BitBucket OAuth2.0 access for web application
Bitbucket is git repository management solution designed for professional teams. It gives you a central place to manage git repositories, collaborate on your source code and guide you through the development flow. Their platform allows third party websites to use BitBucket as registration or login option with just a few clicks. That is the social login and it allows customers to bring their existing social identities and use them to register and log in without creating a new account explicitly. It saves a lot of time for users and makes the life easier as we don't need to remember all those credentials for different websites anymore.
Prerequisites
BitBucket can be popular sign in option but it's still an option. There are many alternatives and all of them can work together. We recommend you to read about OAuth 2.0 protocol and how it works. We have a detailed post about it here: understanding OAuth 2.0 and how it works.
You will need a BitBucket account (Atlassian to be more specific) to generate a client id and a client secret. If you don't have an account, create one from here: BitBucket SignUp.
Configuring BitBucket APP
First, you must login to your existing or recently created account. Open the user drop down menu clicking on your avatar on the top right corner and navigate to your workspace. There will be another menu on the left sidebar:
Scroll down to Settings link and click on it. Inside you should see OAuth consumers section to setup your application:
If you don't have applications yet, you will see the following screen with an option to add a new consumer:
There will be a simple form to fill indicating your application name and some details about it.
Credentials and permissions
You will be asked to provide some information about your app and callback URL. This URL will be used by BitBucket to send back the authorization data to your application.
Next to the application form you will find permissions (aka scopes) list. Select the granted permissions for your application. For sign in purpose it's enough having account email and account read as shown on the image:
Once registered with application information a client ID (key) and client secret will be generated.
Save them in a secure place and don't share with anyone.
Configuring your application
The web application flow to authorize users for your app is:
Users are redirected to request their BitBucket identity
Users are redirected back to your site by BitBucket
Your app accesses the API with the user's access token
Request a user's BitBucket identity
Your first step is to create the authorization request. That request sets parameters that identify your application and define the permissions that the user will be asked to grant to your application.
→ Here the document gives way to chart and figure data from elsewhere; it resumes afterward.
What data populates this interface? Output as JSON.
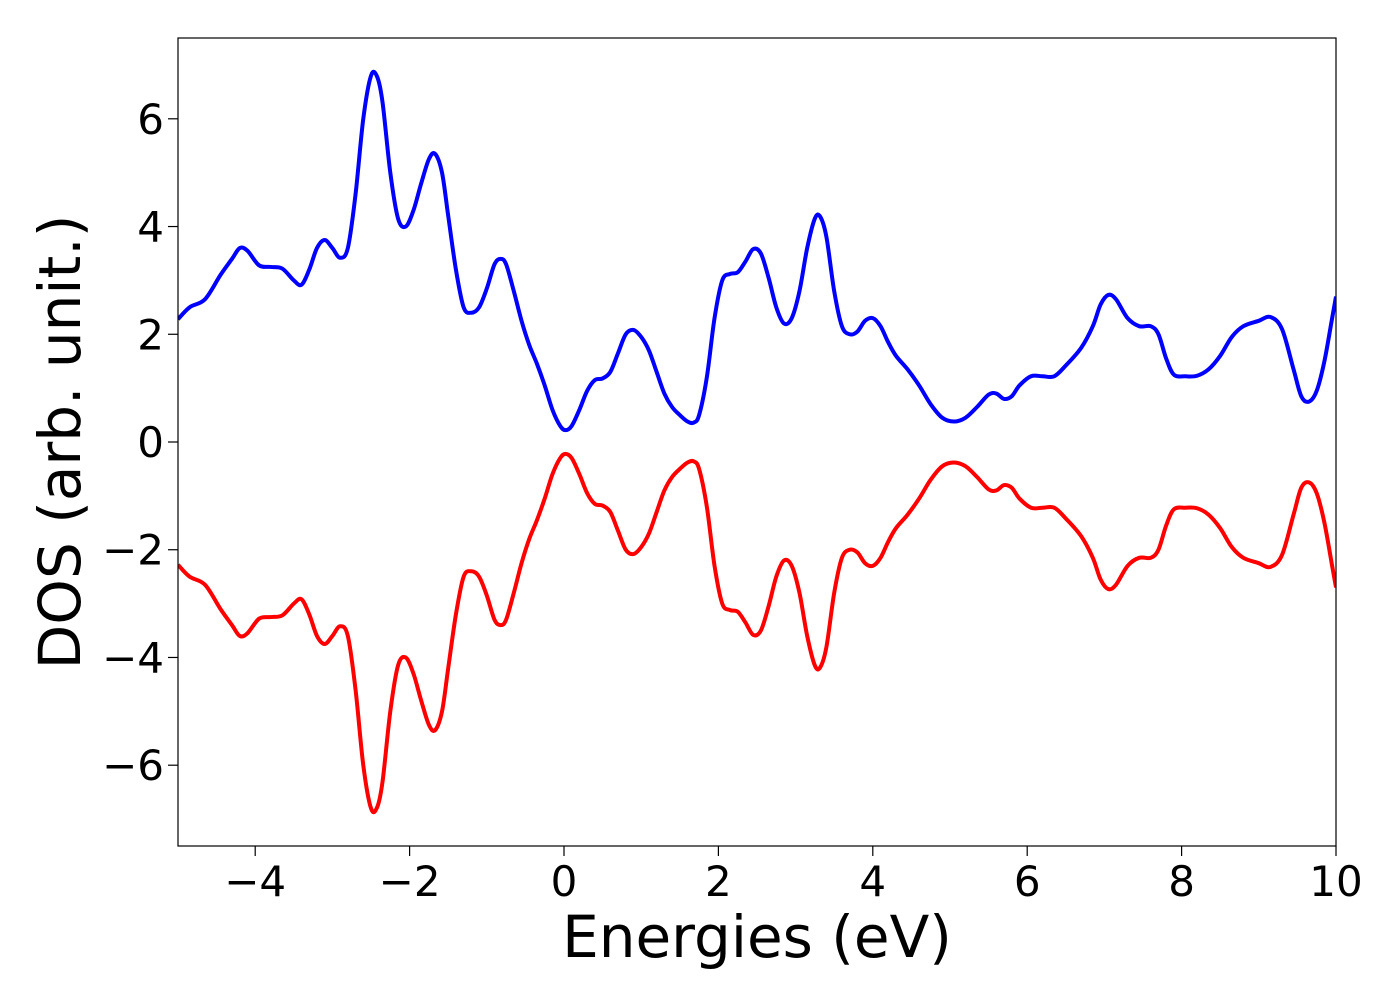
{
  "chart_data": {
    "type": "line",
    "xlabel": "Energies (eV)",
    "ylabel": "DOS (arb. unit.)",
    "xlim": [
      -5,
      10
    ],
    "ylim": [
      -7.5,
      7.5
    ],
    "grid": false,
    "x_ticks": [
      -4,
      -2,
      0,
      2,
      4,
      6,
      8,
      10
    ],
    "x_tick_labels": [
      "−4",
      "−2",
      "0",
      "2",
      "4",
      "6",
      "8",
      "10"
    ],
    "y_ticks": [
      -6,
      -4,
      -2,
      0,
      2,
      4,
      6
    ],
    "y_tick_labels": [
      "−6",
      "−4",
      "−2",
      "0",
      "2",
      "4",
      "6"
    ],
    "series": [
      {
        "color": "#0000ff",
        "points": [
          [
            -5.0,
            2.28
          ],
          [
            -4.85,
            2.5
          ],
          [
            -4.65,
            2.65
          ],
          [
            -4.45,
            3.1
          ],
          [
            -4.3,
            3.4
          ],
          [
            -4.2,
            3.6
          ],
          [
            -4.1,
            3.55
          ],
          [
            -3.95,
            3.28
          ],
          [
            -3.8,
            3.25
          ],
          [
            -3.65,
            3.22
          ],
          [
            -3.5,
            3.0
          ],
          [
            -3.4,
            2.92
          ],
          [
            -3.3,
            3.2
          ],
          [
            -3.2,
            3.6
          ],
          [
            -3.1,
            3.75
          ],
          [
            -3.0,
            3.6
          ],
          [
            -2.9,
            3.42
          ],
          [
            -2.8,
            3.6
          ],
          [
            -2.7,
            4.6
          ],
          [
            -2.6,
            6.0
          ],
          [
            -2.5,
            6.8
          ],
          [
            -2.42,
            6.78
          ],
          [
            -2.35,
            6.3
          ],
          [
            -2.25,
            5.0
          ],
          [
            -2.15,
            4.15
          ],
          [
            -2.05,
            4.0
          ],
          [
            -1.95,
            4.3
          ],
          [
            -1.85,
            4.8
          ],
          [
            -1.75,
            5.25
          ],
          [
            -1.67,
            5.35
          ],
          [
            -1.58,
            5.0
          ],
          [
            -1.5,
            4.2
          ],
          [
            -1.4,
            3.2
          ],
          [
            -1.3,
            2.5
          ],
          [
            -1.2,
            2.4
          ],
          [
            -1.1,
            2.5
          ],
          [
            -1.0,
            2.85
          ],
          [
            -0.9,
            3.3
          ],
          [
            -0.82,
            3.4
          ],
          [
            -0.75,
            3.3
          ],
          [
            -0.65,
            2.8
          ],
          [
            -0.55,
            2.25
          ],
          [
            -0.45,
            1.8
          ],
          [
            -0.35,
            1.45
          ],
          [
            -0.25,
            1.05
          ],
          [
            -0.15,
            0.6
          ],
          [
            -0.05,
            0.3
          ],
          [
            0.02,
            0.22
          ],
          [
            0.1,
            0.3
          ],
          [
            0.2,
            0.6
          ],
          [
            0.3,
            0.95
          ],
          [
            0.4,
            1.15
          ],
          [
            0.5,
            1.18
          ],
          [
            0.6,
            1.3
          ],
          [
            0.7,
            1.65
          ],
          [
            0.8,
            2.0
          ],
          [
            0.9,
            2.08
          ],
          [
            1.0,
            1.95
          ],
          [
            1.1,
            1.7
          ],
          [
            1.2,
            1.3
          ],
          [
            1.3,
            0.9
          ],
          [
            1.4,
            0.65
          ],
          [
            1.5,
            0.5
          ],
          [
            1.6,
            0.38
          ],
          [
            1.68,
            0.36
          ],
          [
            1.75,
            0.5
          ],
          [
            1.85,
            1.2
          ],
          [
            1.95,
            2.3
          ],
          [
            2.05,
            3.0
          ],
          [
            2.15,
            3.12
          ],
          [
            2.25,
            3.15
          ],
          [
            2.35,
            3.35
          ],
          [
            2.45,
            3.58
          ],
          [
            2.55,
            3.5
          ],
          [
            2.65,
            3.05
          ],
          [
            2.75,
            2.5
          ],
          [
            2.85,
            2.2
          ],
          [
            2.95,
            2.3
          ],
          [
            3.05,
            2.8
          ],
          [
            3.15,
            3.6
          ],
          [
            3.25,
            4.15
          ],
          [
            3.32,
            4.18
          ],
          [
            3.4,
            3.8
          ],
          [
            3.5,
            2.8
          ],
          [
            3.6,
            2.15
          ],
          [
            3.7,
            2.0
          ],
          [
            3.8,
            2.05
          ],
          [
            3.9,
            2.25
          ],
          [
            4.0,
            2.3
          ],
          [
            4.1,
            2.15
          ],
          [
            4.2,
            1.85
          ],
          [
            4.3,
            1.6
          ],
          [
            4.45,
            1.35
          ],
          [
            4.6,
            1.05
          ],
          [
            4.75,
            0.7
          ],
          [
            4.9,
            0.45
          ],
          [
            5.05,
            0.38
          ],
          [
            5.2,
            0.45
          ],
          [
            5.35,
            0.65
          ],
          [
            5.5,
            0.88
          ],
          [
            5.6,
            0.9
          ],
          [
            5.7,
            0.8
          ],
          [
            5.8,
            0.85
          ],
          [
            5.9,
            1.05
          ],
          [
            6.05,
            1.22
          ],
          [
            6.2,
            1.22
          ],
          [
            6.35,
            1.22
          ],
          [
            6.5,
            1.42
          ],
          [
            6.7,
            1.75
          ],
          [
            6.85,
            2.15
          ],
          [
            6.95,
            2.55
          ],
          [
            7.05,
            2.73
          ],
          [
            7.15,
            2.65
          ],
          [
            7.3,
            2.3
          ],
          [
            7.45,
            2.15
          ],
          [
            7.6,
            2.15
          ],
          [
            7.7,
            2.0
          ],
          [
            7.8,
            1.55
          ],
          [
            7.9,
            1.25
          ],
          [
            8.05,
            1.22
          ],
          [
            8.2,
            1.23
          ],
          [
            8.35,
            1.35
          ],
          [
            8.5,
            1.6
          ],
          [
            8.65,
            1.95
          ],
          [
            8.8,
            2.15
          ],
          [
            9.0,
            2.25
          ],
          [
            9.15,
            2.32
          ],
          [
            9.3,
            2.1
          ],
          [
            9.45,
            1.35
          ],
          [
            9.55,
            0.85
          ],
          [
            9.65,
            0.75
          ],
          [
            9.75,
            0.95
          ],
          [
            9.85,
            1.5
          ],
          [
            9.95,
            2.3
          ],
          [
            10.0,
            2.7
          ]
        ]
      },
      {
        "color": "#ff0000",
        "points": [
          [
            -5.0,
            -2.28
          ],
          [
            -4.85,
            -2.5
          ],
          [
            -4.65,
            -2.65
          ],
          [
            -4.45,
            -3.1
          ],
          [
            -4.3,
            -3.4
          ],
          [
            -4.2,
            -3.6
          ],
          [
            -4.1,
            -3.55
          ],
          [
            -3.95,
            -3.28
          ],
          [
            -3.8,
            -3.25
          ],
          [
            -3.65,
            -3.22
          ],
          [
            -3.5,
            -3.0
          ],
          [
            -3.4,
            -2.92
          ],
          [
            -3.3,
            -3.2
          ],
          [
            -3.2,
            -3.6
          ],
          [
            -3.1,
            -3.75
          ],
          [
            -3.0,
            -3.6
          ],
          [
            -2.9,
            -3.42
          ],
          [
            -2.8,
            -3.6
          ],
          [
            -2.7,
            -4.6
          ],
          [
            -2.6,
            -6.0
          ],
          [
            -2.5,
            -6.8
          ],
          [
            -2.42,
            -6.78
          ],
          [
            -2.35,
            -6.3
          ],
          [
            -2.25,
            -5.0
          ],
          [
            -2.15,
            -4.15
          ],
          [
            -2.05,
            -4.0
          ],
          [
            -1.95,
            -4.3
          ],
          [
            -1.85,
            -4.8
          ],
          [
            -1.75,
            -5.25
          ],
          [
            -1.67,
            -5.35
          ],
          [
            -1.58,
            -5.0
          ],
          [
            -1.5,
            -4.2
          ],
          [
            -1.4,
            -3.2
          ],
          [
            -1.3,
            -2.5
          ],
          [
            -1.2,
            -2.4
          ],
          [
            -1.1,
            -2.5
          ],
          [
            -1.0,
            -2.85
          ],
          [
            -0.9,
            -3.3
          ],
          [
            -0.82,
            -3.4
          ],
          [
            -0.75,
            -3.3
          ],
          [
            -0.65,
            -2.8
          ],
          [
            -0.55,
            -2.25
          ],
          [
            -0.45,
            -1.8
          ],
          [
            -0.35,
            -1.45
          ],
          [
            -0.25,
            -1.05
          ],
          [
            -0.15,
            -0.6
          ],
          [
            -0.05,
            -0.3
          ],
          [
            0.02,
            -0.22
          ],
          [
            0.1,
            -0.3
          ],
          [
            0.2,
            -0.6
          ],
          [
            0.3,
            -0.95
          ],
          [
            0.4,
            -1.15
          ],
          [
            0.5,
            -1.18
          ],
          [
            0.6,
            -1.3
          ],
          [
            0.7,
            -1.65
          ],
          [
            0.8,
            -2.0
          ],
          [
            0.9,
            -2.08
          ],
          [
            1.0,
            -1.95
          ],
          [
            1.1,
            -1.7
          ],
          [
            1.2,
            -1.3
          ],
          [
            1.3,
            -0.9
          ],
          [
            1.4,
            -0.65
          ],
          [
            1.5,
            -0.5
          ],
          [
            1.6,
            -0.38
          ],
          [
            1.68,
            -0.36
          ],
          [
            1.75,
            -0.5
          ],
          [
            1.85,
            -1.2
          ],
          [
            1.95,
            -2.3
          ],
          [
            2.05,
            -3.0
          ],
          [
            2.15,
            -3.12
          ],
          [
            2.25,
            -3.15
          ],
          [
            2.35,
            -3.35
          ],
          [
            2.45,
            -3.58
          ],
          [
            2.55,
            -3.5
          ],
          [
            2.65,
            -3.05
          ],
          [
            2.75,
            -2.5
          ],
          [
            2.85,
            -2.2
          ],
          [
            2.95,
            -2.3
          ],
          [
            3.05,
            -2.8
          ],
          [
            3.15,
            -3.6
          ],
          [
            3.25,
            -4.15
          ],
          [
            3.32,
            -4.18
          ],
          [
            3.4,
            -3.8
          ],
          [
            3.5,
            -2.8
          ],
          [
            3.6,
            -2.15
          ],
          [
            3.7,
            -2.0
          ],
          [
            3.8,
            -2.05
          ],
          [
            3.9,
            -2.25
          ],
          [
            4.0,
            -2.3
          ],
          [
            4.1,
            -2.15
          ],
          [
            4.2,
            -1.85
          ],
          [
            4.3,
            -1.6
          ],
          [
            4.45,
            -1.35
          ],
          [
            4.6,
            -1.05
          ],
          [
            4.75,
            -0.7
          ],
          [
            4.9,
            -0.45
          ],
          [
            5.05,
            -0.38
          ],
          [
            5.2,
            -0.45
          ],
          [
            5.35,
            -0.65
          ],
          [
            5.5,
            -0.88
          ],
          [
            5.6,
            -0.9
          ],
          [
            5.7,
            -0.8
          ],
          [
            5.8,
            -0.85
          ],
          [
            5.9,
            -1.05
          ],
          [
            6.05,
            -1.22
          ],
          [
            6.2,
            -1.22
          ],
          [
            6.35,
            -1.22
          ],
          [
            6.5,
            -1.42
          ],
          [
            6.7,
            -1.75
          ],
          [
            6.85,
            -2.15
          ],
          [
            6.95,
            -2.55
          ],
          [
            7.05,
            -2.73
          ],
          [
            7.15,
            -2.65
          ],
          [
            7.3,
            -2.3
          ],
          [
            7.45,
            -2.15
          ],
          [
            7.6,
            -2.15
          ],
          [
            7.7,
            -2.0
          ],
          [
            7.8,
            -1.55
          ],
          [
            7.9,
            -1.25
          ],
          [
            8.05,
            -1.22
          ],
          [
            8.2,
            -1.23
          ],
          [
            8.35,
            -1.35
          ],
          [
            8.5,
            -1.6
          ],
          [
            8.65,
            -1.95
          ],
          [
            8.8,
            -2.15
          ],
          [
            9.0,
            -2.25
          ],
          [
            9.15,
            -2.32
          ],
          [
            9.3,
            -2.1
          ],
          [
            9.45,
            -1.35
          ],
          [
            9.55,
            -0.85
          ],
          [
            9.65,
            -0.75
          ],
          [
            9.75,
            -0.95
          ],
          [
            9.85,
            -1.5
          ],
          [
            9.95,
            -2.3
          ],
          [
            10.0,
            -2.7
          ]
        ]
      }
    ]
  }
}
BitBucket's OAuth 2.0 endpoint is at:
https://bitbucket.org/site/oauth2/authorize
The BitBucket authorization server supports the following query string parameters:
Name | Type | Description |
client_id | Required | The client ID you received from BitBucket when you registered your application. |
response_type | Required | Determines whether the BitBucket OAuth 2.0 endpoint returns an authorization code. |
Users are redirected back to your site by BitBucket
If the user accepts your request, BitBucket redirects back to your site with a temporary code in a code parameter. Exchange this code for an access token making a POST request to the URL below:
https://bitbucket.org/site/oauth2/access_token
and set the following parameters:
Name | Type | Description |
client_id | Required | The client ID you received from BitBucket for your OAuth App. |
client_secret | Required | The client secret you received from BitBucket for your OAuth App. |
code | Required | The code you received as a response from the initial request. |
grant_type | Required | As defined in the OAuth 2.0 specification, this field's value must be set to authorization_code. |
Client id and Client secret must be sent as username and password for your request. In CURL it will look like as following:
curl -X POST -u "client_id:client_secret"
https://bitbucket.org/site/oauth2/access_token
-d grant_type=authorization_code -d code={code}
By default, the response takes the following form:
Name | Description |
access_token | The token that your application sends to authorize a BitBucket API request. |
scope | The scopes of access granted by the access_token expressed as a list of space-delimited, case-sensitive strings. |
token_type | The type of token returned. At this time, this field's value is always set to Bearer. |
The access token represents not an end user but the owner of the client/consumer. Access tokens expire in two hours. When this happens you'll get 401 responses.
Use the access token to access the API
The access token allows you to make requests to the API on a behalf of a user. Use the following endpoint:
https://api.bitbucket.org/2.0/user
Providing the access token generated in the previous step with one of the following methods:
Send it in the request Authorization header:
Authorization: Bearer <access_token>
Include it in the POST body:
access_token=<access_token>
Put it in the query string of a non-POST:
?access_token=<access_token>
Depending on the selected scope you will be able to access to more or less information about the user.
Conclusion
We've described and learned how the complete OAuth 2.0 flow works with BitBucket. It's easy and quite forward. You can have your application within minutes and test BitBucket responses by yourself.